And my awkwardness continues. I felt the need to send him a text that said roar. I did it.
Oh i know my limit. 9 shots after i've given blood.
gonna sleep on the stairs... to drunk to keep going up, way to drunk to go down, gonna find a comfy spot right here... its safer that way
i mean he wasn't bad looking, but i wouldn't have slept with my professor if i knew everyone would get an A
And we hooked up in the carwash.

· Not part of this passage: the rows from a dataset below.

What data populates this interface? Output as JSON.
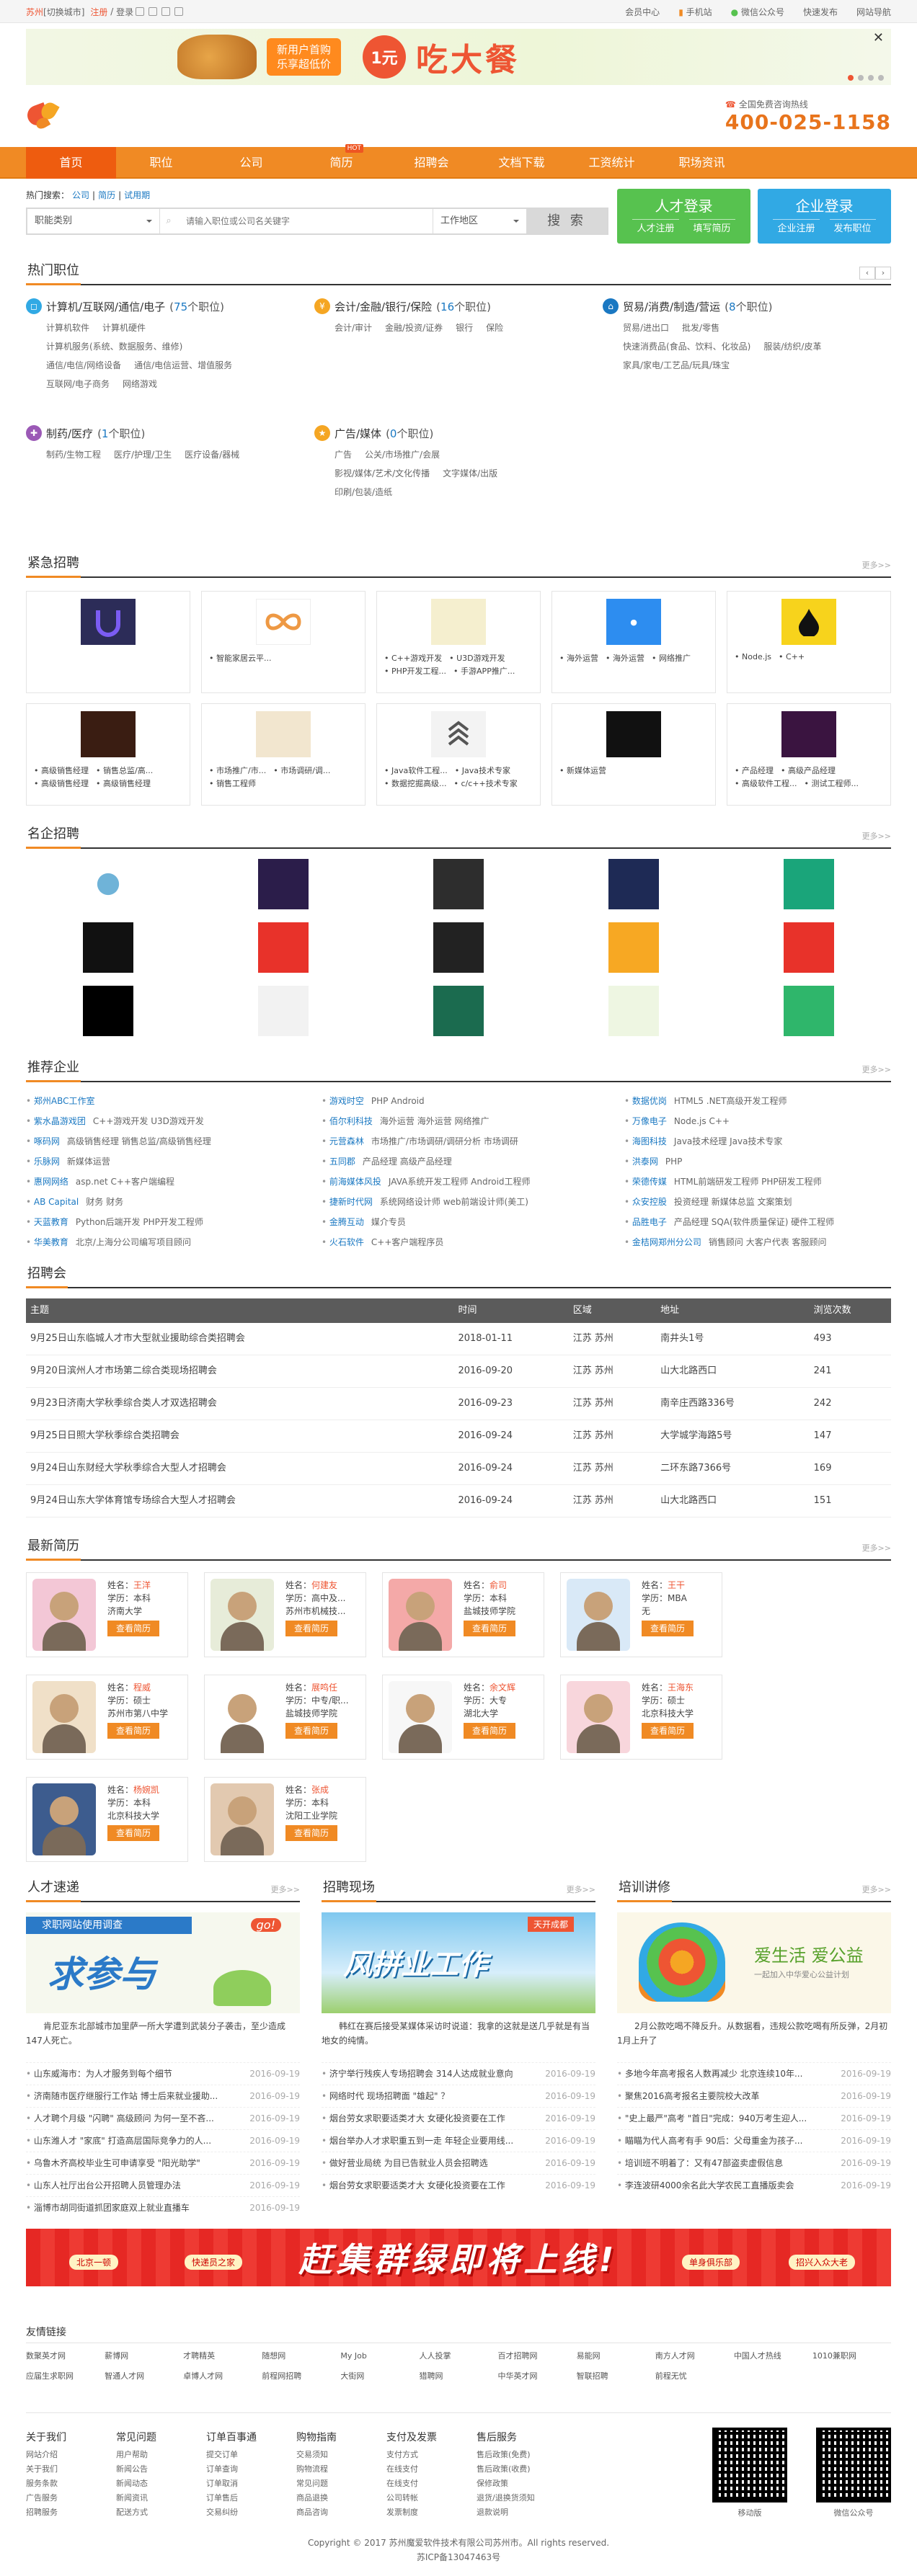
{
  "topbar": {
    "city": "苏州",
    "switch": "[切换城市]",
    "register": "注册",
    "login": "登录",
    "user_center": "会员中心",
    "mobile": "手机站",
    "wechat": "微信公众号",
    "nav_quick": "快速发布",
    "site_nav": "网站导航"
  },
  "ad_top": {
    "tag1": "新用户首购",
    "tag2": "乐享超低价",
    "price": "1元",
    "text": "吃大餐"
  },
  "header": {
    "hotline_label": "全国免费咨询热线",
    "hotline": "400-025-1158"
  },
  "nav": [
    "首页",
    "职位",
    "公司",
    "简历",
    "招聘会",
    "文档下载",
    "工资统计",
    "职场资讯"
  ],
  "nav_hot": "HOT",
  "search": {
    "hot_label": "热门搜索：",
    "hot": [
      "公司",
      "简历",
      "试用期"
    ],
    "category": "职能类别",
    "placeholder": "请输入职位或公司名关键字",
    "area": "工作地区",
    "button": "搜 索"
  },
  "login_talent": {
    "title": "人才登录",
    "a": "人才注册",
    "b": "填写简历"
  },
  "login_company": {
    "title": "企业登录",
    "a": "企业注册",
    "b": "发布职位"
  },
  "sections": {
    "hotjobs": "热门职位",
    "urgent": "紧急招聘",
    "famous": "名企招聘",
    "recommend": "推荐企业",
    "fair": "招聘会",
    "resumes": "最新简历",
    "speed": "人才速递",
    "scene": "招聘现场",
    "training": "培训讲修",
    "more": "更多>>"
  },
  "hotjobs": [
    {
      "name": "计算机/互联网/通信/电子",
      "count": "75",
      "rows": [
        [
          "计算机软件",
          "计算机硬件"
        ],
        [
          "计算机服务(系统、数据服务、维修)"
        ],
        [
          "通信/电信/网络设备",
          "通信/电信运营、增值服务"
        ],
        [
          "互联网/电子商务",
          "网络游戏"
        ]
      ]
    },
    {
      "name": "会计/金融/银行/保险",
      "count": "16",
      "rows": [
        [
          "会计/审计",
          "金融/投资/证券",
          "银行",
          "保险"
        ]
      ]
    },
    {
      "name": "贸易/消费/制造/营运",
      "count": "8",
      "rows": [
        [
          "贸易/进出口",
          "批发/零售"
        ],
        [
          "快速消费品(食品、饮料、化妆品)",
          "服装/纺织/皮革"
        ],
        [
          "家具/家电/工艺品/玩具/珠宝"
        ]
      ]
    },
    {
      "name": "制药/医疗",
      "count": "1",
      "rows": [
        [
          "制药/生物工程",
          "医疗/护理/卫生",
          "医疗设备/器械"
        ]
      ]
    },
    {
      "name": "广告/媒体",
      "count": "0",
      "rows": [
        [
          "广告",
          "公关/市场推广/会展"
        ],
        [
          "影视/媒体/艺术/文化传播",
          "文字媒体/出版"
        ],
        [
          "印刷/包装/造纸"
        ]
      ]
    }
  ],
  "hotjobs_count_fmt": [
    "(",
    "个职位)"
  ],
  "urgent": [
    {
      "jobs": []
    },
    {
      "jobs": [
        "智能家居云平..."
      ]
    },
    {
      "jobs": [
        "C++游戏开发",
        "U3D游戏开发",
        "PHP开发工程...",
        "手游APP推广..."
      ]
    },
    {
      "jobs": [
        "海外运营",
        "海外运营",
        "网络推广"
      ]
    },
    {
      "jobs": [
        "Node.js",
        "C++"
      ]
    },
    {
      "jobs": [
        "高级销售经理",
        "销售总监/高...",
        "高级销售经理",
        "高级销售经理"
      ]
    },
    {
      "jobs": [
        "市场推广/市...",
        "市场调研/调...",
        "销售工程师"
      ]
    },
    {
      "jobs": [
        "Java软件工程...",
        "Java技术专家",
        "数据挖掘高级...",
        "c/c++技术专家"
      ]
    },
    {
      "jobs": [
        "新媒体运营"
      ]
    },
    {
      "jobs": [
        "产品经理",
        "高级产品经理",
        "高级软件工程...",
        "测试工程师..."
      ]
    }
  ],
  "recommend": [
    [
      "郑州ABC工作室",
      ""
    ],
    [
      "游戏时空",
      "PHP  Android"
    ],
    [
      "数据优岗",
      "HTML5 .NET高级开发工程师"
    ],
    [
      "紫水晶游戏团",
      "C++游戏开发  U3D游戏开发"
    ],
    [
      "佰尔利科技",
      "海外运营  海外运营  网络推广"
    ],
    [
      "万像电子",
      "Node.js  C++"
    ],
    [
      "啄码网",
      "高级销售经理  销售总监/高级销售经理"
    ],
    [
      "元营森林",
      "市场推广/市场调研/调研分析  市场调研"
    ],
    [
      "海图科技",
      "Java技术经理  Java技术专家"
    ],
    [
      "乐脉网",
      "新媒体运营"
    ],
    [
      "五同郡",
      "产品经理  高级产品经理"
    ],
    [
      "洪泰网",
      "PHP"
    ],
    [
      "惠网网络",
      "asp.net  C++客户端编程"
    ],
    [
      "前海媒体风投",
      "JAVA系统开发工程师  Android工程师"
    ],
    [
      "荣德传媒",
      "HTML前端研发工程师  PHP研发工程师"
    ],
    [
      "AB Capital",
      "财务  财务"
    ],
    [
      "捷新时代网",
      "系统网络设计师  web前端设计师(美工)"
    ],
    [
      "众安控股",
      "投资经理  新媒体总监  文案策划"
    ],
    [
      "天蓝教育",
      "Python后端开发  PHP开发工程师"
    ],
    [
      "金腾互动",
      "媒介专员"
    ],
    [
      "品胜电子",
      "产品经理  SQA(软件质量保证)  硬件工程师"
    ],
    [
      "华美教育",
      "北京/上海分公司编写项目顾问"
    ],
    [
      "火石软件",
      "C++客户端程序员"
    ],
    [
      "金桔网郑州分公司",
      "销售顾问  大客户代表  客服顾问"
    ]
  ],
  "fair": {
    "headers": [
      "主题",
      "时间",
      "区域",
      "地址",
      "浏览次数"
    ],
    "rows": [
      [
        "9月25日山东临城人才市大型就业援助综合类招聘会",
        "2018-01-11",
        "江苏 苏州",
        "南井头1号",
        "493"
      ],
      [
        "9月20日滨州人才市场第二综合类现场招聘会",
        "2016-09-20",
        "江苏 苏州",
        "山大北路西口",
        "241"
      ],
      [
        "9月23日济南大学秋季综合类人才双选招聘会",
        "2016-09-23",
        "江苏 苏州",
        "南辛庄西路336号",
        "242"
      ],
      [
        "9月25日日照大学秋季综合类招聘会",
        "2016-09-24",
        "江苏 苏州",
        "大学城学海路5号",
        "147"
      ],
      [
        "9月24日山东财经大学秋季综合大型人才招聘会",
        "2016-09-24",
        "江苏 苏州",
        "二环东路7366号",
        "169"
      ],
      [
        "9月24日山东大学体育馆专场综合大型人才招聘会",
        "2016-09-24",
        "江苏 苏州",
        "山大北路西口",
        "151"
      ]
    ]
  },
  "resume_labels": {
    "name": "姓名：",
    "edu": "学历：",
    "btn": "查看简历"
  },
  "resumes": [
    {
      "name": "王洋",
      "edu": "本科",
      "school": "济南大学"
    },
    {
      "name": "何建友",
      "edu": "高中及...",
      "school": "苏州市机械技..."
    },
    {
      "name": "俞司",
      "edu": "本科",
      "school": "盐城技师学院"
    },
    {
      "name": "王干",
      "edu": "MBA",
      "school": "无"
    },
    {
      "name": "程威",
      "edu": "硕士",
      "school": "苏州市第八中学"
    },
    {
      "name": "展鸣任",
      "edu": "中专/职...",
      "school": "盐城技师学院"
    },
    {
      "name": "余文辉",
      "edu": "大专",
      "school": "湖北大学"
    },
    {
      "name": "王海东",
      "edu": "硕士",
      "school": "北京科技大学"
    },
    {
      "name": "杨婉凯",
      "edu": "本科",
      "school": "北京科技大学"
    },
    {
      "name": "张成",
      "edu": "本科",
      "school": "沈阳工业学院"
    }
  ],
  "speed": {
    "pic": "求参与",
    "sub": "求职网站使用调查",
    "go": "go!",
    "desc": "肯尼亚东北部城市加里萨一所大学遭到武装分子袭击，至少造成147人死亡。",
    "items": [
      [
        "山东威海市：为人才服务到每个细节",
        "2016-09-19"
      ],
      [
        "济南随市医疗继服行工作站 博士后来就业援助...",
        "2016-09-19"
      ],
      [
        "人才聘个月级 \"闪聘\" 高级顾问 为何一至不吝...",
        "2016-09-19"
      ],
      [
        "山东潍人才 \"家底\" 打造高层国际竞争力的人...",
        "2016-09-19"
      ],
      [
        "乌鲁木齐高校毕业生可申请享受 \"阳光助学\"",
        "2016-09-19"
      ],
      [
        "山东人社厅出台公开招聘人员管理办法",
        "2016-09-19"
      ],
      [
        "淄博市胡同街道抓团家庭双上就业直播车",
        "2016-09-19"
      ]
    ]
  },
  "scene": {
    "pic": "风拼业工作",
    "sub": "天开成都",
    "desc": "韩红在赛后接受某媒体采访时说道：我拿的这就是送几乎就是有当地女的纯情。",
    "items": [
      [
        "济宁举行残疾人专场招聘会 314人达成就业意向",
        "2016-09-19"
      ],
      [
        "网络时代 现场招聘面 \"雄起\" ？",
        "2016-09-19"
      ],
      [
        "烟台劳女求职要适类才大 女硬化投资要在工作",
        "2016-09-19"
      ],
      [
        "烟台举办人才求职重五到一走 年轻企业要用线...",
        "2016-09-19"
      ],
      [
        "做好营业局统 为目已告就业人员会招聘选",
        "2016-09-19"
      ],
      [
        "烟台劳女求职要适类才大 女硬化投资要在工作",
        "2016-09-19"
      ]
    ]
  },
  "training": {
    "pic": "爱生活 爱公益",
    "sub": "一起加入中华爱心公益计划",
    "desc": "2月公款吃喝不降反升。从数据看，违规公款吃喝有所反弹，2月初1月上升了",
    "items": [
      [
        "多地今年高考报名人数再减少 北京连续10年...",
        "2016-09-19"
      ],
      [
        "聚焦2016高考报名主要院校大改革",
        "2016-09-19"
      ],
      [
        "\"史上最严\"高考 \"首日\"完成：940万考生迎人...",
        "2016-09-19"
      ],
      [
        "瞄瞄为代人高考有手 90后：父母重金为孩子...",
        "2016-09-19"
      ],
      [
        "培训班不明着了：又有47部盗卖虚假信息",
        "2016-09-19"
      ],
      [
        "李连波研4000余名此大学农民工直播版卖会",
        "2016-09-19"
      ]
    ]
  },
  "banner2": {
    "text": "赶集群绿即将上线!",
    "pills": [
      "北京一顿",
      "快递员之家",
      "单身俱乐部",
      "招兴入众大老"
    ]
  },
  "links": {
    "title": "友情链接",
    "items": [
      "数聚英才网",
      "薪博网",
      "才聘精英",
      "随想网",
      "My Job",
      "人人投掌",
      "百才招聘网",
      "易能网",
      "南方人才网",
      "中国人才热线",
      "1010兼职网",
      "应届生求职网",
      "智通人才网",
      "卓博人才网",
      "前程网招聘",
      "大街网",
      "猎聘网",
      "中华英才网",
      "智联招聘",
      "前程无忧"
    ]
  },
  "footer": [
    {
      "h": "关于我们",
      "items": [
        "网站介绍",
        "关于我们",
        "服务条款",
        "广告服务",
        "招聘服务"
      ]
    },
    {
      "h": "常见问题",
      "items": [
        "用户帮助",
        "新闻公告",
        "新闻动态",
        "新闻资讯",
        "配送方式"
      ]
    },
    {
      "h": "订单百事通",
      "items": [
        "提交订单",
        "订单查询",
        "订单取消",
        "订单售后",
        "交易纠纷"
      ]
    },
    {
      "h": "购物指南",
      "items": [
        "交易须知",
        "购物流程",
        "常见问题",
        "商品退换",
        "商品咨询"
      ]
    },
    {
      "h": "支付及发票",
      "items": [
        "支付方式",
        "在线支付",
        "在线支付",
        "公司转帐",
        "发票制度"
      ]
    },
    {
      "h": "售后服务",
      "items": [
        "售后政策(免费)",
        "售后政策(收费)",
        "保修政策",
        "退货/退换货须知",
        "退款说明"
      ]
    }
  ],
  "qr": [
    "移动版",
    "微信公众号"
  ],
  "copyright": "Copyright © 2017 苏州魔爱软件技术有限公司苏州市。All rights reserved.",
  "icp": "苏ICP备13047463号",
  "colors": {
    "accent": "#f08a24",
    "link": "#1a78c2",
    "green": "#57c24f",
    "blue": "#31a9e4"
  }
}
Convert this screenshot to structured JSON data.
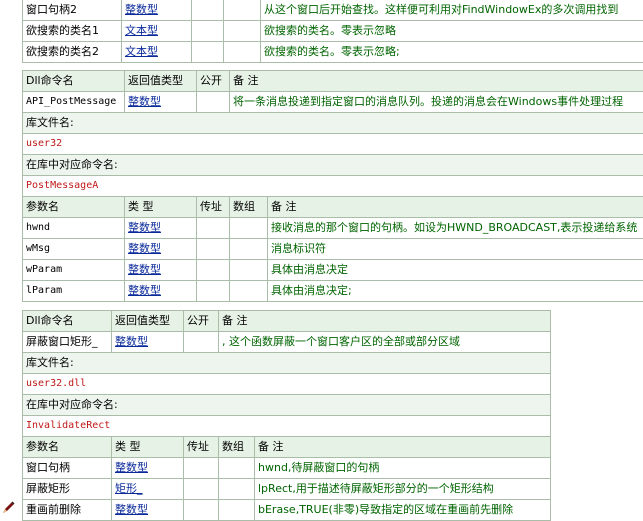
{
  "t1": {
    "rows": [
      {
        "name": "窗口句柄2",
        "type": "整数型",
        "remark": "从这个窗口后开始查找。这样便可利用对FindWindowEx的多次调用找到"
      },
      {
        "name": "欲搜索的类名1",
        "type": "文本型",
        "remark": "欲搜索的类名。零表示忽略"
      },
      {
        "name": "欲搜索的类名2",
        "type": "文本型",
        "remark": "欲搜索的类名。零表示忽略;"
      }
    ]
  },
  "t2": {
    "headers": {
      "dll_cmd": "Dll命令名",
      "ret_type": "返回值类型",
      "public": "公开",
      "remark": "备 注"
    },
    "cmd": {
      "name": "API_PostMessage",
      "type": "整数型",
      "public": "",
      "remark": "将一条消息投递到指定窗口的消息队列。投递的消息会在Windows事件处理过程"
    },
    "lib_label": "库文件名:",
    "lib": "user32",
    "entry_label": "在库中对应命令名:",
    "entry": "PostMessageA",
    "param_headers": {
      "name": "参数名",
      "type": "类 型",
      "byref": "传址",
      "array": "数组",
      "remark": "备 注"
    },
    "params": [
      {
        "name": "hwnd",
        "type": "整数型",
        "remark": "接收消息的那个窗口的句柄。如设为HWND_BROADCAST,表示投递给系统"
      },
      {
        "name": "wMsg",
        "type": "整数型",
        "remark": "消息标识符"
      },
      {
        "name": "wParam",
        "type": "整数型",
        "remark": "具体由消息决定"
      },
      {
        "name": "lParam",
        "type": "整数型",
        "remark": "具体由消息决定;"
      }
    ]
  },
  "t3": {
    "headers": {
      "dll_cmd": "Dll命令名",
      "ret_type": "返回值类型",
      "public": "公开",
      "remark": "备 注"
    },
    "cmd": {
      "name": "屏蔽窗口矩形_",
      "type": "整数型",
      "public": "",
      "remark": ", 这个函数屏蔽一个窗口客户区的全部或部分区域"
    },
    "lib_label": "库文件名:",
    "lib": "user32.dll",
    "entry_label": "在库中对应命令名:",
    "entry": "InvalidateRect",
    "param_headers": {
      "name": "参数名",
      "type": "类 型",
      "byref": "传址",
      "array": "数组",
      "remark": "备 注"
    },
    "params": [
      {
        "name": "窗口句柄",
        "type": "整数型",
        "remark": "hwnd,待屏蔽窗口的句柄"
      },
      {
        "name": "屏蔽矩形",
        "type": "矩形_",
        "remark": "lpRect,用于描述待屏蔽矩形部分的一个矩形结构"
      },
      {
        "name": "重画前删除",
        "type": "整数型",
        "remark": "bErase,TRUE(非零)导致指定的区域在重画前先删除"
      }
    ]
  },
  "colors": {
    "border": "#a9bda9",
    "header_bg": "#e7f2e7",
    "code": "#c01818",
    "type_link": "#0a2a9a",
    "remark": "#006400"
  },
  "icons": {
    "pen": "pencil-icon"
  }
}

I told you our creative juices were flowing today.
when we asked you if you had had anything to drink tonight you looked up from the toilet while cupping the water into your hands and said "this.. just this"
I cannot for the life of me remember why I am holding this rabbit.
our conversations pretty much only consist of the phrase 'fuck you'. and the sex is fantastic. we've got a great thing going here.
Well they kicked us out after we started heckling the acrobats
You're just a heartbreaker with a knitting problem
Why was I lying under a truck last night?
Me and my girlfriend were watching porn together..... it got awkward cause I kept getting notifications from my family on Facebook
nyquil+orgasm=very intense and oddly interesting
Hypothetically speaking...if I was arrested in Wisconsin, say Kenosha county, would you post my bail all the way from Oregon? If yes, will you also accept my collect call in t-minus 13 hours?
Can you please come in my room and pour water in my mouth? Too hungover to move. btw who is this guy in my bed? Can't see his face. Cute?